At 202 for 3, after batting for 215 minutes, Sismey got his half-century. The bowlers beat him consistently. The spectators engaged in slow clapping. An Australian voice even demanded, “Why don’t you play cricket?”

But Sismey was not to be hurried. It was only when Pollard made a ball kick up and it struck the Australian wicketkeeper on the right hand that he grudgingly retired hurt. The score against his name was 59.

Stanford, the war-hero, came in and looked completely lost. The faster bowlers had him fishing, seldom managing to strike the ball. Miller astutely kept him away from the bowling. Half an hour of a nightmarish innings brought him 2. Pope finally beat his bat and his pads to bowl him.

262 for 4, and Sismey was back. Pollard made another one kick up and this time Sismey tamely fended to Fishlock. He had not added to his score.

It was indeed a struggle for the other batsmen. But Miller was playing a perfectly comfortable innings. By the time stumps were drawn, the Australians were poised on a rather slow 273 for 5, and their tardy approach had brought forth plenty of criticism. Indeed, papers lauded the crowd for not misbehaving in spite of the crawl they had seen all day.

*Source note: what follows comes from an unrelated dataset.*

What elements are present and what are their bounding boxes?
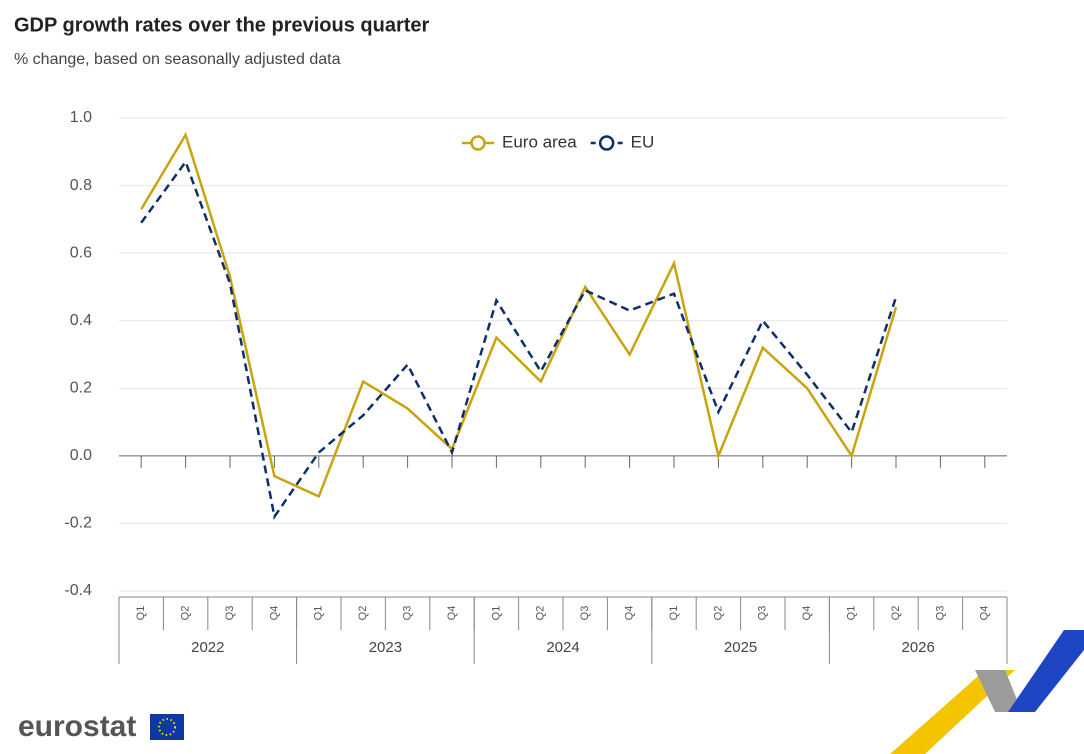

However, almost unobserved, playing sedate rather than characteristically flashy cricket, Miller had ended the day on 107. He had shown another facet of his immense genius.

The Australian Services, 2-1 up in the series, did bear the brunt of criticism for slow, safety-first approach. But they had waded through a demanding day and were in a relatively comfortable position. Much of that had to do with the young Miller who was once again showing glimpses of the champion he would become.